My own experiences with outboard motors have not been quite such fun as the image above suggests.
My little rubber-ducky dinghy -- shown below, in the very pretty Saco River below Biddeford, Maine --
... has a weensy 4 horsepower Tohatsu outboard, which I'm sorry to say has given me nothing but trouble. Earlier on, in our journey from New York to Maine, I had to spend an unplanned-for day in Port Jefferson, Long Island, getting its carburetor cleaned out, for the third time this season. I may have mentioned this. It depressed me so much I was tempted to sail back to New York and take the train to Maine -- euphony unintended.
After the ministrations of Port Inflatables, the dinghy motor worked fine all the way to Maine and continued to work fine for a week or so after I got there. Then one day, headed across the quarter-mile of water between my idyllic island and the mainland, the motor wouldn't rev up. It putted and sputtered and coughed and heroically got me within rowing distance of the mainland dock, and then died with a horrible Keatsian phthistic rattle.
Bummer. Like, majorly. I wanted to cut my throat. Am I cursed?
I consulted the outboard experts on the island. "Carb cleaner," one sage said. "Drain the sediment bowl," said another -- and actually showed me where the sediment bowl was, and how to drain it. Which I had not known, and am now grateful to know.
I tried both these remedies, and I believe they were both good advice.
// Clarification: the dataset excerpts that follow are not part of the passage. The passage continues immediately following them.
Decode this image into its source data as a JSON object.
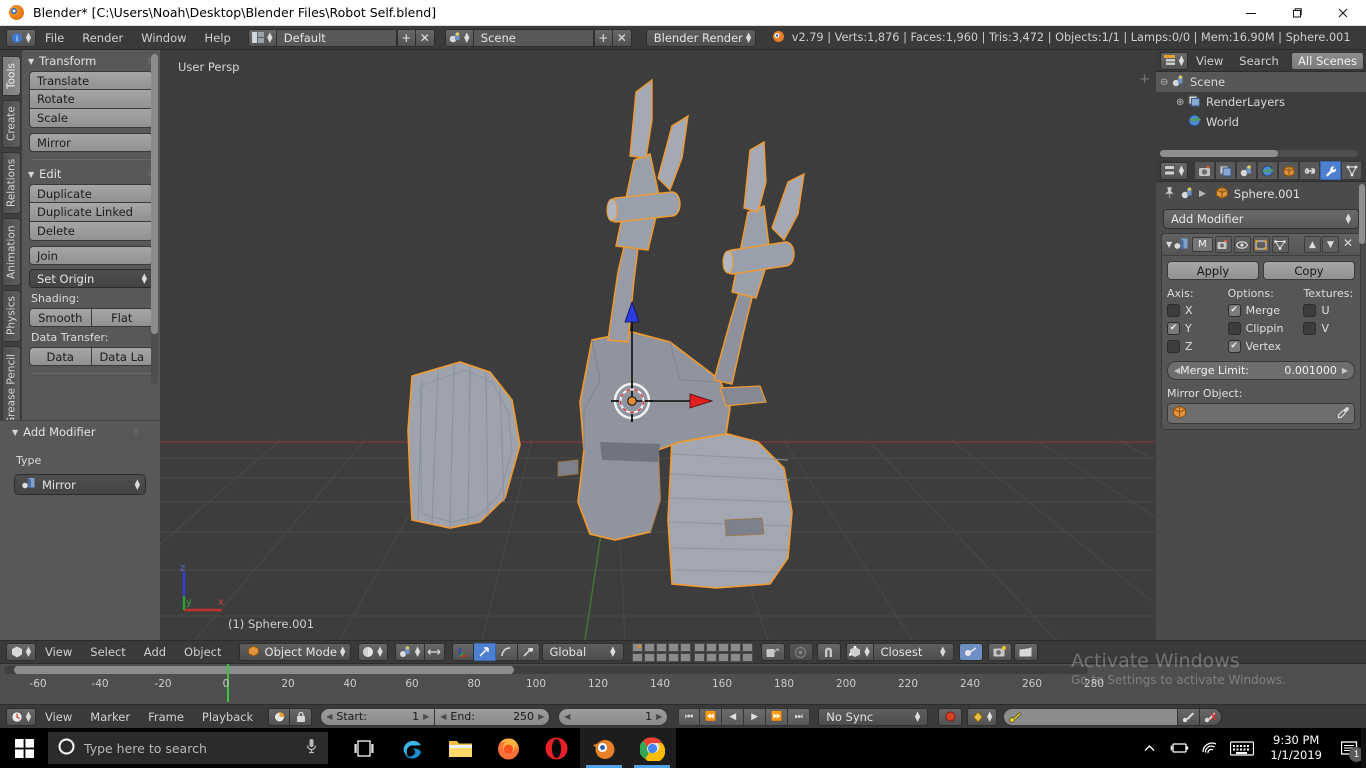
{
  "window": {
    "title": "Blender* [C:\\Users\\Noah\\Desktop\\Blender Files\\Robot Self.blend]",
    "minimize": "—",
    "maximize": "❐",
    "close": "✕"
  },
  "header": {
    "menus": [
      "File",
      "Render",
      "Window",
      "Help"
    ],
    "screen_layout": "Default",
    "scene": "Scene",
    "render_engine": "Blender Render",
    "stats": "v2.79 | Verts:1,876 | Faces:1,960 | Tris:3,472 | Objects:1/1 | Lamps:0/0 | Mem:16.90M | Sphere.001",
    "add_label": "+",
    "remove_label": "✕"
  },
  "toolshelf": {
    "tabs": [
      "Tools",
      "Create",
      "Relations",
      "Animation",
      "Physics",
      "Grease Pencil"
    ],
    "active_tab": "Tools",
    "transform": {
      "title": "Transform",
      "buttons": [
        "Translate",
        "Rotate",
        "Scale"
      ],
      "mirror": "Mirror"
    },
    "edit": {
      "title": "Edit",
      "buttons": [
        "Duplicate",
        "Duplicate Linked",
        "Delete"
      ],
      "join": "Join",
      "set_origin": "Set Origin",
      "shading_label": "Shading:",
      "shading_buttons": [
        "Smooth",
        "Flat"
      ],
      "data_transfer_label": "Data Transfer:",
      "data_buttons": [
        "Data",
        "Data La"
      ]
    },
    "add_modifier_panel": {
      "title": "Add Modifier",
      "type_label": "Type",
      "type_value": "Mirror"
    }
  },
  "viewport": {
    "view_label": "User Persp",
    "object_label": "(1) Sphere.001",
    "axis_x": "x",
    "axis_y": "y",
    "axis_z": "z"
  },
  "outliner": {
    "menus": [
      "View",
      "Search"
    ],
    "filter": "All Scenes",
    "rows": [
      {
        "label": "Scene",
        "icon": "scene-icon",
        "indent": 0,
        "selected": true
      },
      {
        "label": "RenderLayers",
        "icon": "renderlayers-icon",
        "indent": 1,
        "selected": false
      },
      {
        "label": "World",
        "icon": "world-icon",
        "indent": 1,
        "selected": false
      }
    ]
  },
  "properties": {
    "tabs": [
      "render-icon",
      "renderlayers-icon",
      "scene-icon",
      "world-icon",
      "object-icon",
      "constraints-icon",
      "modifiers-icon",
      "data-icon"
    ],
    "active_tab_index": 6,
    "breadcrumb_object": "Sphere.001",
    "add_modifier": "Add Modifier",
    "modifier": {
      "name_short": "M",
      "apply": "Apply",
      "copy": "Copy",
      "axis_title": "Axis:",
      "options_title": "Options:",
      "textures_title": "Textures:",
      "axis": [
        {
          "label": "X",
          "checked": false
        },
        {
          "label": "Y",
          "checked": true
        },
        {
          "label": "Z",
          "checked": false
        }
      ],
      "options": [
        {
          "label": "Merge",
          "checked": true
        },
        {
          "label": "Clippin",
          "checked": false
        },
        {
          "label": "Vertex",
          "checked": true
        }
      ],
      "textures": [
        {
          "label": "U",
          "checked": false
        },
        {
          "label": "V",
          "checked": false
        }
      ],
      "merge_limit_label": "Merge Limit:",
      "merge_limit_value": "0.001000",
      "mirror_object_label": "Mirror Object:",
      "mirror_object_value": ""
    }
  },
  "viewport_header": {
    "menus": [
      "View",
      "Select",
      "Add",
      "Object"
    ],
    "mode": "Object Mode",
    "transform_orientation": "Global",
    "snap_mode": "Closest"
  },
  "timeline": {
    "menus": [
      "View",
      "Marker",
      "Frame",
      "Playback"
    ],
    "start_label": "Start:",
    "start_value": "1",
    "end_label": "End:",
    "end_value": "250",
    "current_frame": "1",
    "sync_mode": "No Sync",
    "ticks": [
      "-60",
      "-40",
      "-20",
      "0",
      "20",
      "40",
      "60",
      "80",
      "100",
      "120",
      "140",
      "160",
      "180",
      "200",
      "220",
      "240",
      "260",
      "280"
    ]
  },
  "watermark": {
    "line1": "Activate Windows",
    "line2": "Go to Settings to activate Windows."
  },
  "taskbar": {
    "search_placeholder": "Type here to search",
    "apps": [
      {
        "name": "task-view",
        "active": false
      },
      {
        "name": "edge",
        "active": false
      },
      {
        "name": "file-explorer",
        "active": false
      },
      {
        "name": "firefox",
        "active": false
      },
      {
        "name": "opera",
        "active": false
      },
      {
        "name": "blender",
        "active": true
      },
      {
        "name": "chrome",
        "active": true
      }
    ],
    "time": "9:30 PM",
    "date": "1/1/2019",
    "notification_count": "1"
  }
}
But I also got to thinking.
This motor was bought used -- after the dinghy's first motor was lost, thanks to the New York City police department, a story that will be told in ten years or so, when I can tell it without going purple in the face.
Anyway. Used motor. Not much used. Looked brand-new. Chap I bought it from had found it underpowered for his boat, after a short trial. I thought I was getting a bargain -- a practically new motor for half-price.
However. He must have had it sitting around for a while in his garage. And more to the point, the fuel tank and hose must have been sitting around too, with gas in them. Gas with ethanol in it.
If I had known more about outboards, I would have discarded his tank and hose in a rest stop
somewhere on the Long Island Expressway, the promised homeland of all things cruddy. But I didn't, and so (as I now think) I was feeding crud -- Long Island crud! -- from a deteriorated hose, and a varnished-up tank, into the poor motor's freshly-cleaned carb every time I ran it.
Having figured this out -- finally! -- I trashed the hose, and bought a new one, and miraculously found a Tohatsu fuel-line connector in Grover's wonderful hardware store, in Boothbay Harbor. Grover's also sold me, for thirty-five cents, a nice stainless-steel marine-grade hose clamp to attach the hose to the connector.
Just to be on the safe side, I also bought a new tank -- this, too, from the irreplaceable Grover's -- and gave the old one to one of my island sages, who has a two-stroke motor, much more forgiving of cruddy gas than my refined sushi-eating Tohatsu.
What with the carb cleaner, and the sediment bowl, and the new tank and hose, the motor miraculously started running again -- without taking it to a High Priest and paying $200, for the fourth time in one summer, to propitiate the outboard gods.
There's a bit more to this story, but we will get to that in due course, on the return trip from Maine to New York.
Back in the historical present, your narrator is still enjoying his long slow late-summer days in Maine, with the early misty dawns and the protracted glorious sunsets over the silvery Anonymascott River. The bell-buoy he nearly hit on the way in tolls the knell of every parting day. The kids are all here, Penelope curls up next to sea-weary Odysseus every night, the sweet corn is to die for.
Soon enough -- too soon -- Odysseus will have to weigh anchor again and head back to New York. But back here in the historical present, it's a very nice life, and we are loath to leave it.